Im Agenturblog bin ich neulich über einen interessanten Beitrag zum Thema Online-Backups gestossen. Es geht dabei darum, ein Backup auf einen (einige) dafür eigens bereitgestellte(n) Server zu machen. Das sollte natürlich nur zusätzlich zum Backup auf CD/DVD oder externe Festplatte geschehen. Das Online-Backup bietet den Vorteil, dass, sollte die eigene Wohnung abbrennen (oder die ganze Stadt von einem Wirbelsturm vernichtet werden … ;-) ) die Daten dennoch nicht verloren gehen.

Es gibt bereits eine ganze Anzahl solcher Services (eine, wenn auch schon etwas ältere, detailliertere Auflistung gibts z.B. bei Techcrunch). Amazons S3 scheint sich jedoch in einigen Aspekten von der Masse abzuheben. So zahlt ist der Service von Amazon zwar nicht gratis (wie viele der Mitbewerber), allerdings zahlt man bei Amazon auch nur den tatsächlichen Verbrauch: Für ein Gigabyte am Server zahlt man pro Monat 0,15$, für einen Gigabyte Transfer 0,20$. Ziemlich günstig, auch wenn man größere Datenmengen uploaden will.

Amazons S3 ist als Webdav-Lösung ausgelegt: Über ein kleines, frei erhältliches Zusatzprogramm (Jungledisk) wird eine Art Online-Festplatte ins Betriebssystem miteingebunden. Alles was auf diese Platte kopiert wird landet bei Amazon, und zwar verschlüsselt, damit es auch möglichst sicher ist.

Ein paar Kleinigkeiten fehlen mir allerdings noch bei Jungledisk:

  • Das Service sollte sich automatisieren lassen. Backups funktionieren erfahrungsgemäß nur dann gut wenn sie mit möglichst wenig Aufwand verbunden sind :-)
  • Inkrementelles Backup: Auf Wunsch sollten nur die Daten hochgeladen werden die seit der letzten Sicherung verändert oder neu hinzugefügt wurden.
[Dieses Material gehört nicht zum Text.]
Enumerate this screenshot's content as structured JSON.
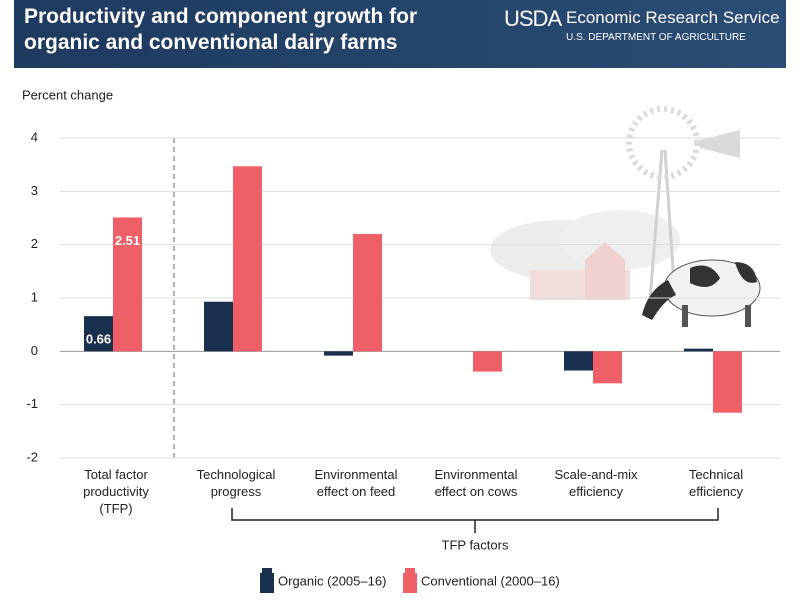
{
  "chart_data": {
    "type": "bar",
    "title": "Productivity and component growth for organic and conventional dairy farms",
    "source": {
      "logo": "USDA",
      "agency": "Economic Research Service",
      "department": "U.S. DEPARTMENT OF AGRICULTURE"
    },
    "y_label": "Percent change",
    "categories": [
      "Total factor\nproductivity\n(TFP)",
      "Technological\nprogress",
      "Environmental\neffect on feed",
      "Environmental\neffect on cows",
      "Scale-and-mix\nefficiency",
      "Technical\nefficiency"
    ],
    "group_label": "TFP factors",
    "series": [
      {
        "name": "Organic (2005–16)",
        "color": "#1b2f4e",
        "values": [
          0.66,
          0.93,
          -0.08,
          0,
          -0.36,
          0.05
        ]
      },
      {
        "name": "Conventional (2000–16)",
        "color": "#ef5f67",
        "values": [
          2.51,
          3.47,
          2.2,
          -0.38,
          -0.6,
          -1.15
        ]
      }
    ],
    "ylim": [
      -2,
      4
    ],
    "yticks": [
      -2,
      -1,
      0,
      1,
      2,
      3,
      4
    ],
    "grid": true
  }
}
Jedesmal alles hochzuladen wäre Zeit- und Geldverschwendung.
  • Eine Versionierung wie sie mittels rsync realisiert werden kann wäre ebenfalls ein wichtiges Feature.


Im Forum von Jungledisk wurde bereits verlautbart dass diese Features möglicherweise in zukünftige Versionen der Software integriert werden.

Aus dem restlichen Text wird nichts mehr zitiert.